Reputation:
I'm trying to build a web crawler with node and came across the puppeteer package which looks perfect for what I want. My end result is to gather all the links from a page, all of its text content, and then a screenshot of the page itself.
I ran the following and it appears to gather a large number of links, however on actual inspection of the site there are links that it is not gathering.
const puppeteer = require('puppeteer');
module.exports = () => {
(async () => {
const browser = await puppeteer.launch();
const page = await browser.newPage();
await page.goto('https://pixabay.com/en/columbine-columbines-aquilegia-3379045/');
await page.screenshot({ path: 'myscreenshot.png', fullPage: true });
let text = await page.$eval('*', el => el.innerText.split(' '));
text = text.map(string => {
return string.replace(/[^\w\s]/gi, '');
});
let hrefs = await page.evaluate(() => {
const links = Array.from(document.querySelectorAll('a'))
return links.map(link => link.href);
});
console.log('done');
await browser.close();
})();
};
for example this link : /go/?t=image-details-shutterstock&id=699165328
is nowhere in the array of hrefs. What's worse is these are links that lead out of the site, the exact type of thing I want to do, otherwise I'm stuck only crawling the one site.

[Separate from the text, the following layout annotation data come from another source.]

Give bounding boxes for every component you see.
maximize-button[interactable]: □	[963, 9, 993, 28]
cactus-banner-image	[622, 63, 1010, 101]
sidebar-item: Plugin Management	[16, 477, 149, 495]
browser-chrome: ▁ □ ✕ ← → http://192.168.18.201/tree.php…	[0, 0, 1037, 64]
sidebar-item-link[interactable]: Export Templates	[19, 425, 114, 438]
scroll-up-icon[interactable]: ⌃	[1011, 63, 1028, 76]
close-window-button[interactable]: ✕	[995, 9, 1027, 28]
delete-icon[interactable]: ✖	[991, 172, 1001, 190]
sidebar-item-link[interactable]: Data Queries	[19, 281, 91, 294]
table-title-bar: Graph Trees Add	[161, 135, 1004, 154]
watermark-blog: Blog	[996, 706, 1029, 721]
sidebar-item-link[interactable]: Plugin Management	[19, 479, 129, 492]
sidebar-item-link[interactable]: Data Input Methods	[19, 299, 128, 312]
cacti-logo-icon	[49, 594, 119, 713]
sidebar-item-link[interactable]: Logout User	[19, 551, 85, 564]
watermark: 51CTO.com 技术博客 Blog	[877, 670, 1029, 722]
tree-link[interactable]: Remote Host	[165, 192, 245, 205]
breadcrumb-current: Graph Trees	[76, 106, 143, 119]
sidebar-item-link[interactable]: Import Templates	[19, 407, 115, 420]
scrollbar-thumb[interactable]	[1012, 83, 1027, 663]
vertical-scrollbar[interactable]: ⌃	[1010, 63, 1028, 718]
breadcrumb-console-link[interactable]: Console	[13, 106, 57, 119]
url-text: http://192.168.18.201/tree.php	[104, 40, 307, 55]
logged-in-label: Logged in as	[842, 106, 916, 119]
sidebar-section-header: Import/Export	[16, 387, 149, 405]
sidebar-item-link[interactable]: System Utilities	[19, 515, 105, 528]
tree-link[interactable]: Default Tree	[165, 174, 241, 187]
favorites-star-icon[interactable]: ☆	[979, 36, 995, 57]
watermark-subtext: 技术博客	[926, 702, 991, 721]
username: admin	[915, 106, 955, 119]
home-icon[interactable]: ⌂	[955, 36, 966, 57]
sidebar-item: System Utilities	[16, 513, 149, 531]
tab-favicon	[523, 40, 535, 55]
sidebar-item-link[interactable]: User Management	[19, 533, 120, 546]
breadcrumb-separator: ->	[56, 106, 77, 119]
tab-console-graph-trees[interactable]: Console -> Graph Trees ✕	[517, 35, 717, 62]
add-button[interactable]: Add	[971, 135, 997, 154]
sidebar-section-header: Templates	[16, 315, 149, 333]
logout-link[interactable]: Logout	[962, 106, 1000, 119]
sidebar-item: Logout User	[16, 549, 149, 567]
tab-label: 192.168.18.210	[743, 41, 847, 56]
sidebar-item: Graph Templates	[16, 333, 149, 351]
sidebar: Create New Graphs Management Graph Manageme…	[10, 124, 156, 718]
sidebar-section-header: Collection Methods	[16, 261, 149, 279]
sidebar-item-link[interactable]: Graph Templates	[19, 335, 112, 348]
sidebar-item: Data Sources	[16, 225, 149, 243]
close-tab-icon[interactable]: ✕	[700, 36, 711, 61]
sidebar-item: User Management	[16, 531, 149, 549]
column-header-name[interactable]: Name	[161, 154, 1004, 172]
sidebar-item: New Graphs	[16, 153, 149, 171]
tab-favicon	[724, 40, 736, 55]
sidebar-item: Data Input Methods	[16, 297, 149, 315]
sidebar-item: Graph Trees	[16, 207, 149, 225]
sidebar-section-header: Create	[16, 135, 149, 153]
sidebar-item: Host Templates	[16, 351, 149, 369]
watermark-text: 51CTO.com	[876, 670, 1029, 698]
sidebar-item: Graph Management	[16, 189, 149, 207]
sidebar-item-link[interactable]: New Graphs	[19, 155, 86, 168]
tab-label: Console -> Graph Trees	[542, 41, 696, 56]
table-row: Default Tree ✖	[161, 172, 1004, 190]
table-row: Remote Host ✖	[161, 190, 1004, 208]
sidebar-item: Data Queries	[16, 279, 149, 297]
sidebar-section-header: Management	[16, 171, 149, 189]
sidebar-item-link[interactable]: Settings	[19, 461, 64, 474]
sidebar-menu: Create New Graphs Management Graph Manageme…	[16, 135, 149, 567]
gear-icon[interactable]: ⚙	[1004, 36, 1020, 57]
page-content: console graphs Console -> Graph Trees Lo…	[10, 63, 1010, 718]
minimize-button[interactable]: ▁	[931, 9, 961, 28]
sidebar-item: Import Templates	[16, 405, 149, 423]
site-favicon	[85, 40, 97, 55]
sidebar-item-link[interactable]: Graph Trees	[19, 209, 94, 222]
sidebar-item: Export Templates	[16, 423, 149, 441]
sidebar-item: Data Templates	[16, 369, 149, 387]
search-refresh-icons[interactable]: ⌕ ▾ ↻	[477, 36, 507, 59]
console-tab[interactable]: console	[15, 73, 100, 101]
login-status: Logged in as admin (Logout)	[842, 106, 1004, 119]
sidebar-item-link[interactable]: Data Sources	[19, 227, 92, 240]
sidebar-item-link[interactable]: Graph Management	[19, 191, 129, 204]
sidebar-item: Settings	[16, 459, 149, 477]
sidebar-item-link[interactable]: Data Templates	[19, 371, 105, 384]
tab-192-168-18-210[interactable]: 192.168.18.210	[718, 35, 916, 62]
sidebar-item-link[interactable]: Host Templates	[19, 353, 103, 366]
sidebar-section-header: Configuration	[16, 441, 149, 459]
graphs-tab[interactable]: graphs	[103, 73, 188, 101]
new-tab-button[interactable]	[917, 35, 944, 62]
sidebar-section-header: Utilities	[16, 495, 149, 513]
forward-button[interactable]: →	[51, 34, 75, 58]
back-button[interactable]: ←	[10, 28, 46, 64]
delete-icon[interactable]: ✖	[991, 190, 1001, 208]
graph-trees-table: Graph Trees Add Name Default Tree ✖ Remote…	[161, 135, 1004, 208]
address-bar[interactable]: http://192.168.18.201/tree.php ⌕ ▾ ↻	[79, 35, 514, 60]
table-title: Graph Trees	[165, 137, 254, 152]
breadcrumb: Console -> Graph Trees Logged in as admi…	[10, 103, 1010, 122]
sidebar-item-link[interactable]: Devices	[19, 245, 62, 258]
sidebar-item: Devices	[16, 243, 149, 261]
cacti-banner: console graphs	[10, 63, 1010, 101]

Is there a reason my script is only showing some of the links? is the querySelector too narrow or rejecting certain links?
Upvotes: 0
Views: 3302
Reputation: 19154
That links are generated by onclick
event, it saved in data-go
attribute, for example
<a data-go="image-details-shutterstock&id=458320033">
It only need to prepend /go/?t=
and to get it
return links.map(link => link.href || link.getAttribute('data-go'));
there are also empty link for menu like
<a><i class="icon icon_menu_user"></i></a>
Upvotes: 1